Today is the last day of Spring Break. Tomorrow, we head back to the rat race of the last nine weeks of school. The promise of sunny, lazy days filled with fun and relaxation is over, and the new light at the end of the tunnel beckons...
But somehow, the week off has done nothing to offer this weary body some rest. I feel as though I have been trudging along. No amount of vitamin supplements or rest is ever enough for me to feel as though I can keep up.
There is a simple explanation for this. I am a mother. Of three boys.
I live a full life. I am constantly pulled into a zillion directions.
And I am tired. All the time.
There is not much I miss from my old life, the one I had before the kids. The thing I miss the most is sleep.
Rich, intoxicating sleep. The kind that would envelope me on late Friday afternoons, linger through late Sunday mornings. With no one to have to care for, I could give in to it, with wild abandon.
These days, even when I am off from school, there is no wild abandon. There is no getting enough.
I find it so ironic that now, when I need it the most, I cannot have it. Not the way I need it.
Sure, like an addict looking for their next hit, I might take a cat nap by my in law's pool. Only to be awakened by a blast of water from a super soaker water gun.
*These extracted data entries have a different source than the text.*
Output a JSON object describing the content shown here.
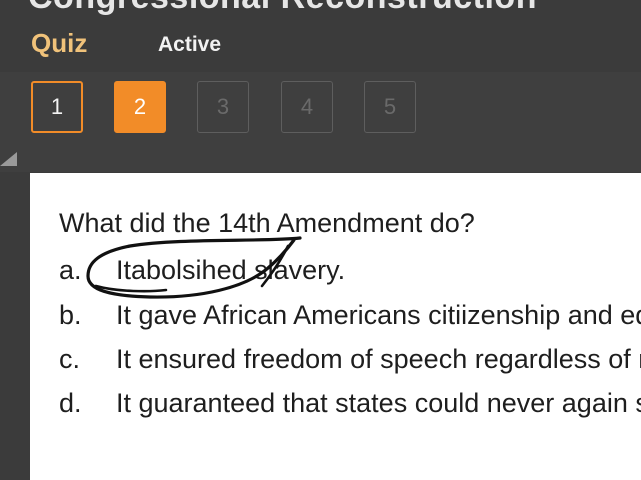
{
  "header": {
    "course_title": "Congressional Reconstruction",
    "quiz_label": "Quiz",
    "status_label": "Active"
  },
  "question_nav": [
    {
      "label": "1",
      "state": "done"
    },
    {
      "label": "2",
      "state": "current"
    },
    {
      "label": "3",
      "state": "locked"
    },
    {
      "label": "4",
      "state": "locked"
    },
    {
      "label": "5",
      "state": "locked"
    }
  ],
  "question": {
    "text": "What did the 14th Amendment do?",
    "answers": [
      {
        "letter": "a.",
        "text": "Itabolsihed slavery."
      },
      {
        "letter": "b.",
        "text": "It gave African Americans citiizenship and equal protection"
      },
      {
        "letter": "c.",
        "text": "It ensured freedom of speech regardless of race"
      },
      {
        "letter": "d.",
        "text": "It guaranteed that states could never again secede"
      }
    ]
  },
  "colors": {
    "accent": "#f28c28",
    "quiz_label": "#f0c27a",
    "background": "#3b3b3b",
    "content_bg": "#ffffff",
    "ink": "#111111"
  }
}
I might be able to sneak off to sleep an hour early. But the littlest love might wander into my slumber nest, sticking me the rest of the night with his elbows and knees.
So, it is another week. The start of another grading period. So much that needs to be done, so much to divert my attention from the things I would like to be able to do.
Nine weeks from freedom. Nine weeks from being able to stay up late and wake up later. Nine weeks from planning endless summer days with my guys.
Because no matter how much I try to cram into our Spring Break, it is never enough to see my boys laugh with delight, growing strong and tall in the South Florida sun.